Tek tek oturum özetlerinden ziyade, birbiri ardına gerçekleşen bütün sunumlardan bana kalanları, aralarda aklıma da not ettiğim güçlü sorularla aktarmak istiyorum en çok. Bazı oturumlar ise başlı başına yazı konusu…
İnsanın farkı, kıymeti davasındadır. O zaman öncelikle davan ne ise onu bul. Zaman, farkındalıkla, cesaretle, yaratıcılıkla var olabilen ve bağlanabilen liderlerin zamanı. Hiçbir şeye zamanım yok, yetişemiyorum derken zamansızlığa ne çok kıymet verir olduk… Üstelik zaman bulamadıkça suçlu hissetmek de cabası. Hayatımızın kendisi “mesajımız” ise durup bir içimize bakmalıyız her şeyden önce. İlham veren anlara ihtiyacımız var ve bunu yavaşlayarak, zaman yok zannederken belki çocuğumuzla bile ilgilenirken boş zamanımız olduğunu anlayarak yapabiliriz. Yaratıcılık, odaklanma kendimize ayıracağımız bu ilham anları ile gelebilir.
Hayatlarımızda travmalar ve zorlu anlar yaşıyoruz, iyi ki oluyor çünkü insan ancak böyle “gelişiyor”. Her ne yaşıyorsak yaşayalım içimizdeki sese hep kulak verelim. Küçük çocukların sesleri kıymetlidir, mucizevi değişimlere ön ayak olurlar. Zihne esir değillerdir çünkü, kalple hareket ederler. Biz de bu dengeyi yakalayabilmeliyiz. Sırtımıza birçok kimlik yüklenerek büyüyoruz peki yetişkin olarak şimdi hangi kimlikler ile ilerlemek istiyoruz? Bir kişi için de bir organizasyon için de tek bir doğru yoktur. Hem kendimiz hem kurumlarımız için “kendi doğrumuzu” bulmalıyız. Aynılık yaratıcılığı öldürür bu yüzden çeşitlilik çok kıymetli. Global olabilmek de öyle. Hem farklılığın gücüne, hem de birliğin kuvvetine ihtiyacımız var.

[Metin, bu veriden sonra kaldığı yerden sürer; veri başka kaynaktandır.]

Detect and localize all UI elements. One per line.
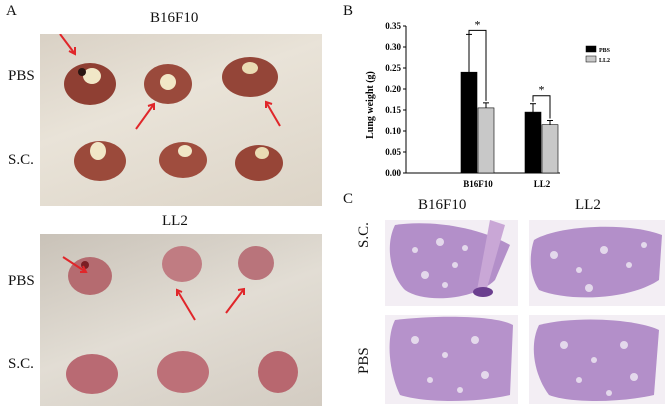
lung-ll2-sc-2 (157, 351, 209, 393)
y-tick-label: 0.35 (385, 21, 401, 31)
y-tick-label: 0.00 (385, 168, 401, 178)
lung-ll2-pbs-1 (68, 257, 112, 295)
histo-col1-label: B16F10 (418, 197, 467, 213)
histo-col2-label: LL2 (575, 197, 601, 213)
ll2-lung-photo (40, 234, 322, 406)
b16f10-lung-photo (40, 34, 322, 206)
bottom-row2-label: S.C. (8, 356, 34, 372)
lung-b16f10-sc-1 (74, 141, 126, 181)
top-row1-label: PBS (8, 68, 35, 84)
significance-bracket (468, 29, 487, 101)
x-tick-label: B16F10 (463, 179, 493, 189)
bottom-row1-label: PBS (8, 273, 35, 289)
histo-ll2-pbs (529, 315, 665, 404)
histo-row2-label: PBS (356, 347, 372, 374)
chart-marks: 0.00 0.05 0.10 0.15 0.20 0.25 0.30 0.35 B16F10 * L… (385, 17, 610, 189)
lung-b16f10-pbs-3 (222, 57, 278, 97)
legend-label-ll2: LL2 (599, 58, 610, 64)
x-tick-label: LL2 (534, 179, 551, 189)
lung-ll2-pbs-2 (162, 246, 202, 282)
y-tick-label: 0.10 (385, 126, 401, 136)
y-axis-label: Lung weight (g) (365, 71, 376, 139)
lungs-ll2-sc-row (66, 351, 298, 394)
lung-b16f10-sc-3 (235, 145, 283, 181)
bar-pbs-ll2 (524, 111, 542, 174)
lung-ll2-pbs-3 (238, 246, 274, 280)
panel-c-letter: C (343, 191, 354, 207)
lungs-ll2-pbs-row (68, 246, 274, 295)
panel-a-letter: A (6, 3, 17, 19)
metastasis-arrows-bottom (62, 256, 245, 321)
lung-b16f10-pbs-1 (64, 63, 116, 105)
panel-b-letter: B (343, 3, 354, 19)
y-tick-label: 0.25 (385, 63, 401, 73)
legend-label-pbs: PBS (599, 48, 611, 54)
histo-row1-label: S.C. (356, 222, 372, 248)
top-row2-label: S.C. (8, 152, 34, 168)
lung-b16f10-sc-2 (159, 142, 207, 178)
bar-ll2-ll2 (541, 124, 559, 174)
y-tick-label: 0.30 (385, 42, 401, 52)
lung-ll2-sc-1 (66, 354, 118, 394)
y-tick-label: 0.15 (385, 105, 401, 115)
histo-b16f10-pbs (385, 315, 518, 404)
lungs-b16f10-sc-row (74, 141, 283, 181)
histo-b16f10-sc (385, 220, 518, 306)
legend-swatch-ll2 (585, 55, 597, 63)
significance-star: * (475, 17, 481, 31)
metastasis-arrows-top (59, 34, 281, 130)
y-tick-label: 0.05 (385, 147, 401, 157)
significance-bracket (532, 95, 551, 119)
y-tick-label: 0.20 (385, 84, 401, 94)
histo-ll2-sc (529, 220, 665, 306)
significance-star: * (539, 83, 545, 97)
legend-swatch-pbs (585, 45, 597, 53)
lungs-b16f10-pbs-row (64, 57, 278, 105)
top-photo-title: B16F10 (150, 10, 199, 26)
bar-pbs-b16f10 (460, 71, 478, 174)
bottom-photo-title: LL2 (162, 213, 188, 229)
lung-weight-bar-chart: 0.00 0.05 0.10 0.15 0.20 0.25 0.30 0.35 B16F10 * L… (365, 17, 611, 189)
lung-ll2-sc-3 (258, 351, 298, 393)
bar-ll2-b16f10 (477, 107, 495, 174)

Enerjisinden oldukça etkilendiğim ve sunumlarını çok sevdiğim Tanyer Sönmezer dedi ki, bir lider ortada yokken, aslında bazı şeyler ile hala oradadır. Sözleri, hikayeleri, ritüelleri, sembolleri ve yaratılan mitler ile her daim anılırlar. Dr. Binney ise olmanız gerektiğini düşündüğünüz lider değil olabildiğiniz lider olun dedi. İdeal şuymuş demekten çok kişiye uyan pratikler, lideri daha gerçek, daha samimi kılmaz mı? Muhtemelen kendi olabilen liderler için üretilen mitler de bir başkadır.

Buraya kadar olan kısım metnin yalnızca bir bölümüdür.